中国政府享有高度合法性,这是西方政界和学界难以理解和承认的现实。这种认知差距的原因在于合法性来源的不同。西方国家政府的合法性来源于选举,而中国政府的合法性来源于基于民本思想的优质治理,其直接的表现就是经济民生方面的政绩。

为了维护国家长治久安,中国政府需要时时刻刻通过政绩来保持和加强合法性。西方对中国的批评集中于缺乏普选权、多党制和个体自由等,但中国民众更看重政府治理效率和能力、短期问题的解决、长期战略规划、实干主义的政策选择、不断尝试和纠错的能力、对利益集团的制约、公共物品的供应等优质治理本领。因此,善于经营选举却缺乏实干能力的政客、缺乏战略与谋略的官员、缺乏长远规划的政府、无法吸引贤能之士的体制等,在中国民众的眼里,才是真正缺乏合法性的。

中国重视治理而非选举的制度特点有着深远的历史渊源,民众对治理合法性的认同来源于中华传统思想和大一统的历史经验。作为一个文明国家,中国历史悠久、人口众多、民族成分复杂、自然灾害频繁,却成为人类社会最古老文明中唯一持续发展至今的地缘文明。这得益于儒家主张的以民为本的国家治理思想和体制。中国一直是一个疆域辽阔的大国,中央政府最重要的任务之一是维护国家统一。在主张轻徭薄赋的儒家士大夫治理下,古代中国的中央财政并不强大,如果实行一人一票的选举制,那么就容易产生分裂和动乱问题。卢梭(Jean-Jacques Rousseau)当年认为民主选举制适合规模较小的国家,的确有其一定道理。作为一个面临复杂历史、政治、社会和经济问题的现代大国,中国比较适合兼顾选举和治理的体制。

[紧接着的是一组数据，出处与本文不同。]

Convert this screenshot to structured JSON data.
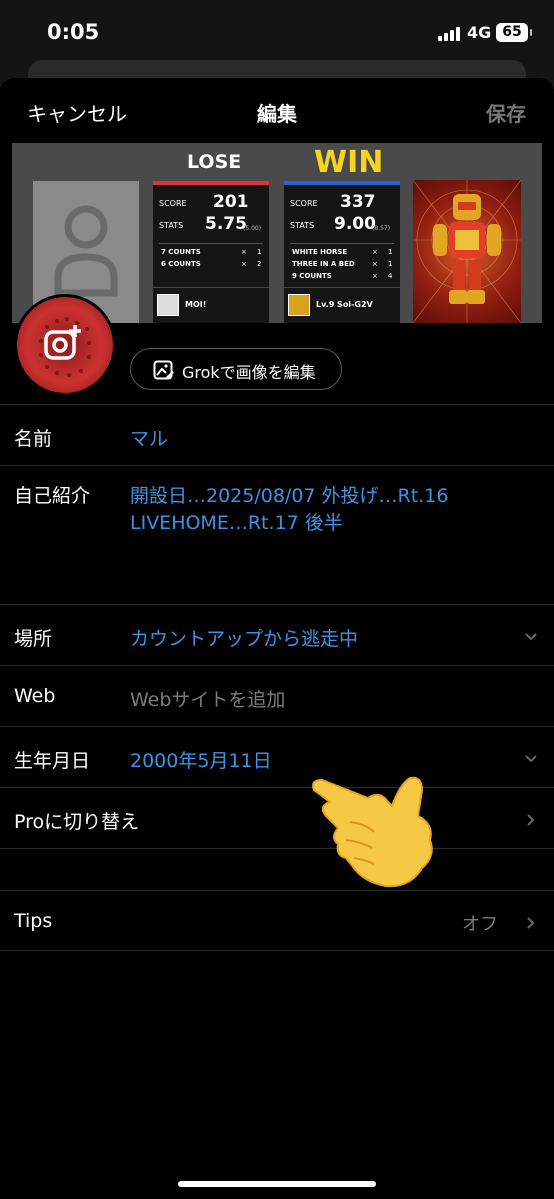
{
  "status_bar": {
    "time": "0:05",
    "network": "4G",
    "battery": "65"
  },
  "peek": {
    "lose": "LOSE",
    "win": "WIN"
  },
  "nav": {
    "cancel": "キャンセル",
    "title": "編集",
    "save": "保存"
  },
  "banner": {
    "lose": "LOSE",
    "win": "WIN",
    "left_panel": {
      "score_label": "SCORE",
      "score": "201",
      "stats_label": "STATS",
      "stats": "5.75",
      "stats_sub": "(5.00)",
      "awards": [
        {
          "name": "7 COUNTS",
          "count": "1"
        },
        {
          "name": "6 COUNTS",
          "count": "2"
        }
      ],
      "player": "MOI!"
    },
    "right_panel": {
      "score_label": "SCORE",
      "score": "337",
      "stats_label": "STATS",
      "stats": "9.00",
      "stats_sub": "(8.57)",
      "awards": [
        {
          "name": "WHITE HORSE",
          "count": "1"
        },
        {
          "name": "THREE IN A BED",
          "count": "1"
        },
        {
          "name": "9 COUNTS",
          "count": "4"
        }
      ],
      "player": "Lv.9 Sol-G2V"
    },
    "times": "×"
  },
  "grok": {
    "label": "Grokで画像を編集"
  },
  "form": {
    "name": {
      "label": "名前",
      "value": "マル"
    },
    "bio": {
      "label": "自己紹介",
      "line1": "開設日…2025/08/07 外投げ…Rt.16",
      "line2": "LIVEHOME…Rt.17 後半"
    },
    "location": {
      "label": "場所",
      "value": "カウントアップから逃走中"
    },
    "web": {
      "label": "Web",
      "placeholder": "Webサイトを追加"
    },
    "birthday": {
      "label": "生年月日",
      "value": "2000年5月11日"
    },
    "pro": {
      "label": "Proに切り替え"
    },
    "tips": {
      "label": "Tips",
      "value": "オフ"
    }
  },
  "colors": {
    "accent": "#3b93e6",
    "win": "#f5d422",
    "lose_bar": "#dd3333",
    "win_bar": "#2a62d6"
  }
}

中国在经济和社会发展上的成功,令其融合选举和治理的混合体制在国际上逐渐获得合法性。中国现在是全球第二大经济体,由于新冠疫情重创美国经济,中国 GDP 超越美国的时间大大提前,学界的共识是10年之内中美经济总量地位就会发生逆转。2021年2月25日,中国政府向世界庄严宣告,中国完成脱贫攻坚战,建立并完善了世界上最大规模的教育、社保、医疗体系,困扰中华民族几千年的绝对贫困问题得到根本性解决,创造了世界历史上的奇迹。在这种治理成效面前,西方政治制度对中国人影响力下降是必然的。

香港走向贤能政治

香港选举制度的改革,就是落实民主形式多元化理论的实践、建立以优质治理为核心的混合体制的开端。选举制度改革为社会优质治理打开了门户,但是制度建设需要落实到执行政策的官员个人和群体上。融合选举和协商的混合体制,其优势之一在于选拔能力超群、品德端正的人士出任公职,这就是西方学界所称的贤能政治。

贤能政治对官员要求颇高,要求既“贤”且“能”。“贤”指的是道德品格,包括遵纪守法、政治诚信、社会责任感、公共服务精神等;“能”则指实际治理才干,包括高超的社会沟通和交往技能。“贤”和“能”二者不可偏废,缺一不可。与“贤”相关的道德,随着时代的发展而发展,是特定时期人们对掌权者的一种有共识的要求。与“能”相关的才干,同知识和经验相联系,有着更为客观的标准。贤能之士无法通过选举产生,而依赖选拔制度,包括有量化标准的考试和资深人士的协商推举。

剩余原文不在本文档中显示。